With YARN, developers can run a variety of jobs in a YARN container. Instead of scheduling the jobs, the whole YARN container is scheduled. The code inside that container can be any normal programming construct, so MapReduce is just one of many application types that Hadoop can harness. Even the MPI library from the pre-MapReduce days can run on Hadoop. The number of products and projects that the YARN ecosystem enables is too large to list here, but this table will give you an idea of the wide ranging capabilities YARN can support:
3 Ways to Start Using YARN
Below are three basic options for using YARN (but not the only options). The complexity decreases as you go down the list but the granular control over the project also decreases:
Directly code a YARN application master to create a YARN application. This will give you more control over the behavior of the application, but it will be the most challenging to program.
Use Apache Slider, which provides a client to submit JAR files for launching work on YARN-based clusters. Slider provides the least programmatic control out of these three options, but it also has the lowest cost of entry for trying out new code on YARN because it provides a ready to use application master.
For organizations migrating from Hadoop 1.x (pre-YARN) to Hadoop 2, the migration shouldn’t be too difficult since the APIs are fully compatible between the two versions. Most legacy code should just work, but in certain very specific cases custom source code may need to simply be recompiled against newer Hadoop 2 JARs.
As you saw in the table, there are plenty of technologies that take full advantage of the YARN model to expand Hadoop’s analysis capabilities far beyond the limits of the original Hadoop. Apache Tez greatly improves Hive query times. Cloudera’s Impala project is a massively parallel processing (MPP) SQL query engine. And then there’s Apache Spark, which is close to doubling its contributors in less than a year.
Apache Spark Starts a Fire
Spark is built specifically for YARN. In addition to supporting MapReduce, Spark lets you point to a large data set and define a virtual variable to represent the large dataset. Then you can apply functions to each element in the dataset and create a new dataset. So you can pick the right functions for the right kinds of data manipulation. But that’s not even the best part.
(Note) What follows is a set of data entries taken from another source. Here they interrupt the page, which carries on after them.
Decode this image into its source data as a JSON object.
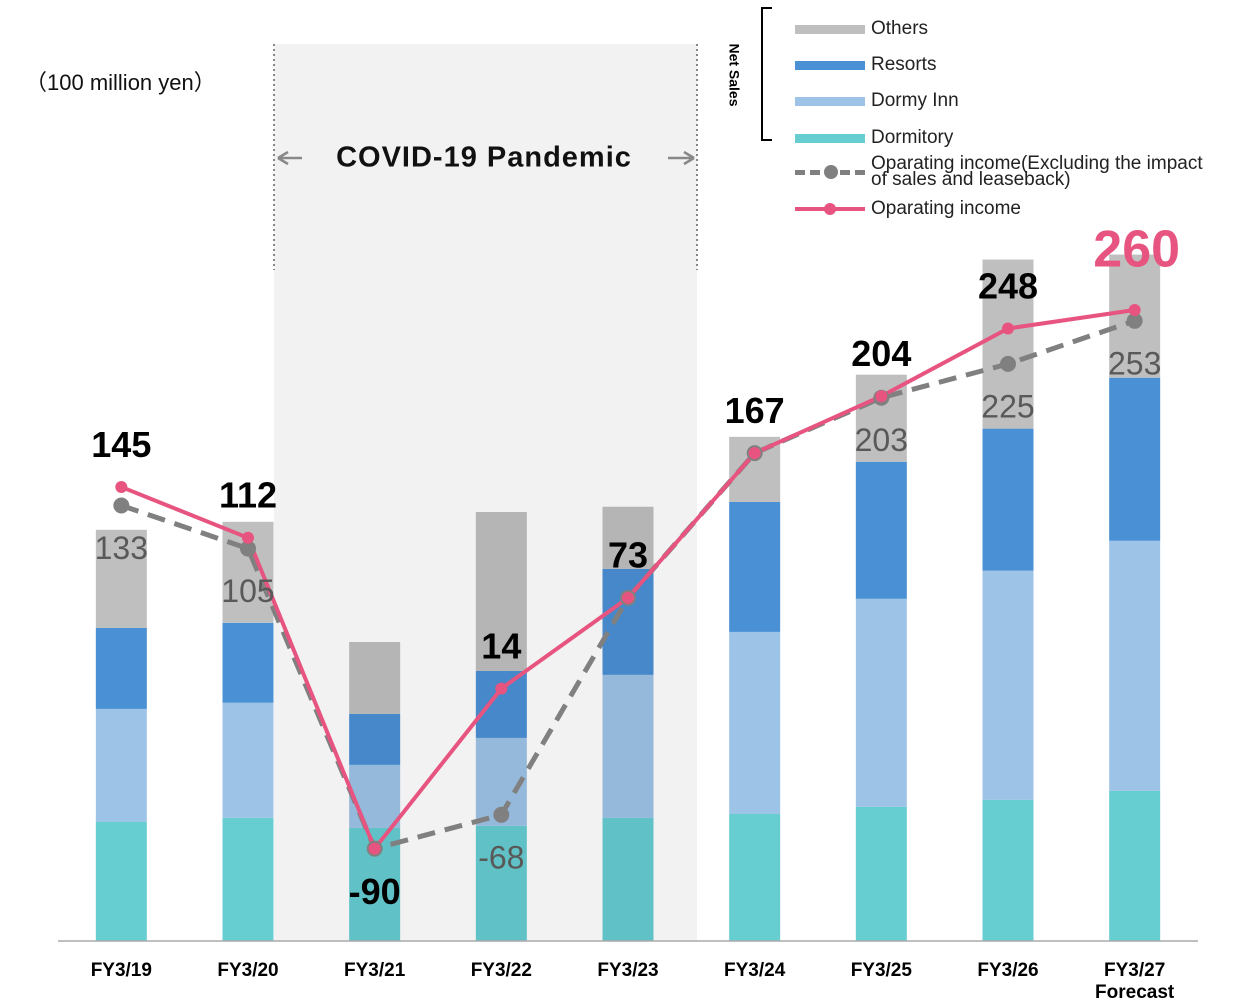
{
  "chart_data": {
    "type": "bar",
    "stacked": true,
    "unit_label": "（100 million yen）",
    "annotation": "COVID-19 Pandemic",
    "legend_group": "Net Sales",
    "categories": [
      "FY3/19",
      "FY3/20",
      "FY3/21",
      "FY3/22",
      "FY3/23",
      "FY3/24",
      "FY3/25",
      "FY3/26",
      "FY3/27 Forecast"
    ],
    "series": [
      {
        "name": "Dormitory",
        "color": "#66cdd1",
        "values": [
          521,
          539,
          495,
          504,
          539,
          556,
          587,
          618,
          657
        ]
      },
      {
        "name": "Dormy Inn",
        "color": "#9dc3e6",
        "values": [
          495,
          504,
          276,
          385,
          626,
          797,
          911,
          1003,
          1095
        ]
      },
      {
        "name": "Resorts",
        "color": "#4a90d4",
        "values": [
          355,
          350,
          223,
          293,
          464,
          569,
          600,
          622,
          714
        ]
      },
      {
        "name": "Others",
        "color": "#bfbfbf",
        "values": [
          429,
          442,
          315,
          696,
          272,
          285,
          381,
          740,
          539
        ]
      },
      {
        "name": "Oparating income(Excluding the impact of sales and leaseback)",
        "type": "line",
        "axis": "y2",
        "dashed": true,
        "color": "#808080",
        "values": [
          133,
          105,
          -90,
          -68,
          73,
          167,
          203,
          225,
          253
        ]
      },
      {
        "name": "Oparating income",
        "type": "line",
        "axis": "y2",
        "dashed": false,
        "color": "#e75480",
        "values": [
          145,
          112,
          -90,
          14,
          73,
          167,
          204,
          248,
          260
        ]
      }
    ],
    "ylim": [
      0,
      3200
    ],
    "y2lim": [
      -150,
      325
    ]
  }
}
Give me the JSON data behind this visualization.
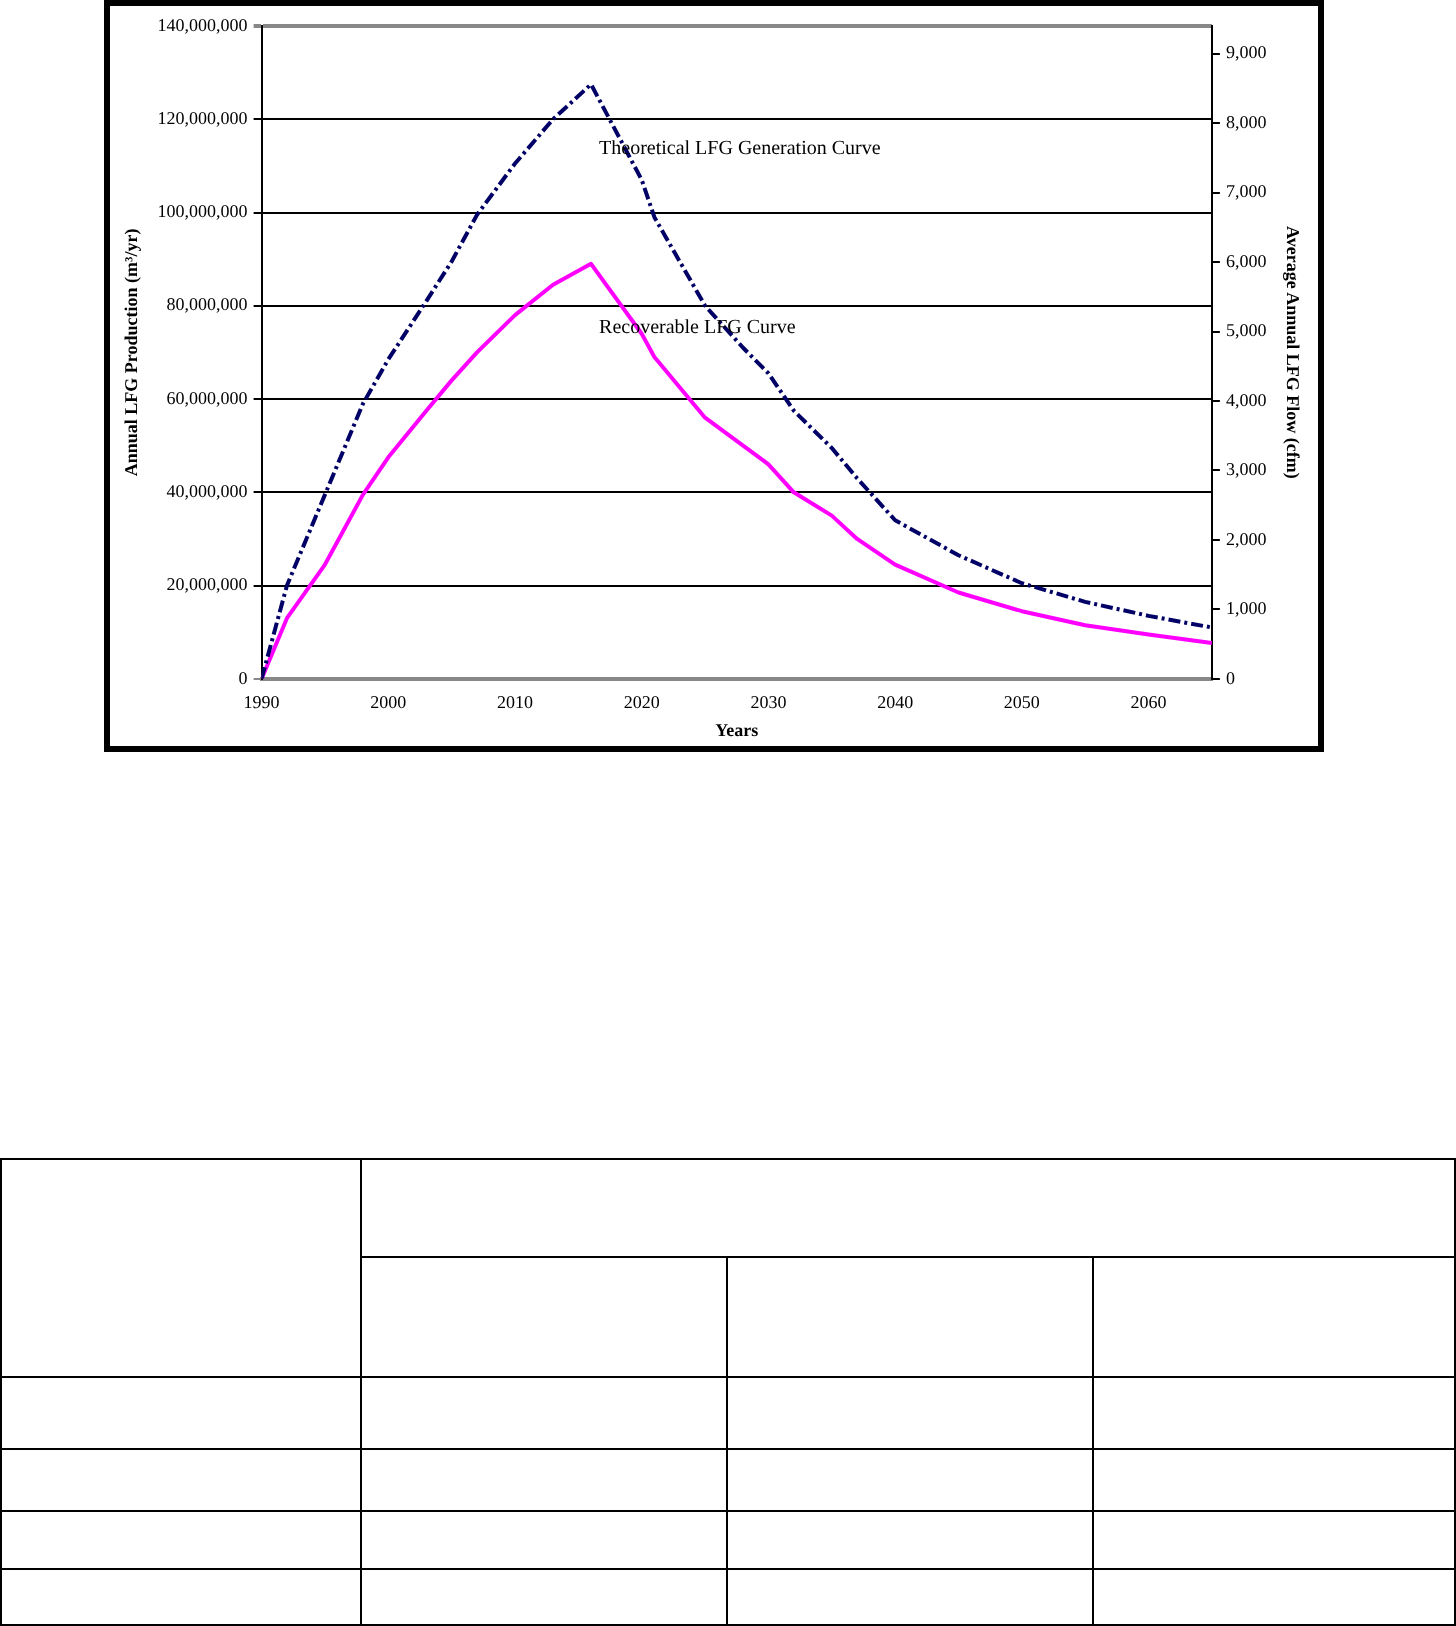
{
  "chart_data": {
    "type": "line",
    "xlabel": "Years",
    "ylabel": "Annual LFG Production (m³/yr)",
    "y2label": "Average Annual LFG Flow (cfm)",
    "x": [
      1990,
      1992,
      1995,
      1998,
      2000,
      2003,
      2005,
      2007,
      2010,
      2013,
      2016,
      2020,
      2021,
      2025,
      2028,
      2030,
      2032,
      2035,
      2037,
      2040,
      2045,
      2050,
      2055,
      2060,
      2065
    ],
    "series": [
      {
        "name": "Theoretical LFG Generation Curve",
        "color": "#000066",
        "line_style": "dashed",
        "values": [
          0,
          20000000,
          39500000,
          59000000,
          68500000,
          81000000,
          89500000,
          99500000,
          110500000,
          120000000,
          127500000,
          107000000,
          99000000,
          80000000,
          71000000,
          65500000,
          57500000,
          49500000,
          43000000,
          34000000,
          26500000,
          20500000,
          16500000,
          13500000,
          11000000
        ]
      },
      {
        "name": "Recoverable LFG Curve",
        "color": "#ff00ff",
        "line_style": "solid",
        "values": [
          0,
          13000000,
          24500000,
          39500000,
          47500000,
          57500000,
          64000000,
          70000000,
          78000000,
          84500000,
          89000000,
          74000000,
          69000000,
          56000000,
          50000000,
          46000000,
          40000000,
          35000000,
          30000000,
          24500000,
          18500000,
          14500000,
          11500000,
          9500000,
          7700000
        ]
      }
    ],
    "xlim": [
      1990,
      2065
    ],
    "xticks": [
      1990,
      2000,
      2010,
      2020,
      2030,
      2040,
      2050,
      2060
    ],
    "ylim": [
      0,
      140000000
    ],
    "yticks": [
      0,
      {
        "value": 20000000,
        "label": "20,000,000"
      },
      {
        "value": 40000000,
        "label": "40,000,000"
      },
      {
        "value": 60000000,
        "label": "60,000,000"
      },
      {
        "value": 80000000,
        "label": "80,000,000"
      },
      {
        "value": 100000000,
        "label": "100,000,000"
      },
      {
        "value": 120000000,
        "label": "120,000,000"
      },
      {
        "value": 140000000,
        "label": "140,000,000"
      }
    ],
    "y2lim": [
      0,
      9400
    ],
    "y2ticks": [
      0,
      {
        "value": 1000,
        "label": "1,000"
      },
      {
        "value": 2000,
        "label": "2,000"
      },
      {
        "value": 3000,
        "label": "3,000"
      },
      {
        "value": 4000,
        "label": "4,000"
      },
      {
        "value": 5000,
        "label": "5,000"
      },
      {
        "value": 6000,
        "label": "6,000"
      },
      {
        "value": 7000,
        "label": "7,000"
      },
      {
        "value": 8000,
        "label": "8,000"
      },
      {
        "value": 9000,
        "label": "9,000"
      }
    ],
    "grid": "y",
    "legend": false,
    "marker": "none"
  }
}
The real power of Spark comes from performing operations on top a virtual variables. Virtual variables enable data flow optimization across one execution step to the other, and they should optimize common data processing challenges (e.g. cascading tasks and iterations).
Spark streaming uses a technology called “micro-batching” while Storm uses an event driven system to analyze data.
Just One Tool in the Toolbox
MapReduce’s main strength is simplicity. When it first emerged in the software industry, it was widely adopted and soon became synonymous with Big Data, along with Hadoop. Hadoop is still the toolbox most commonly associated with Big Data, but now more organizations are realizing that MapReduce is not always the best tool in the box.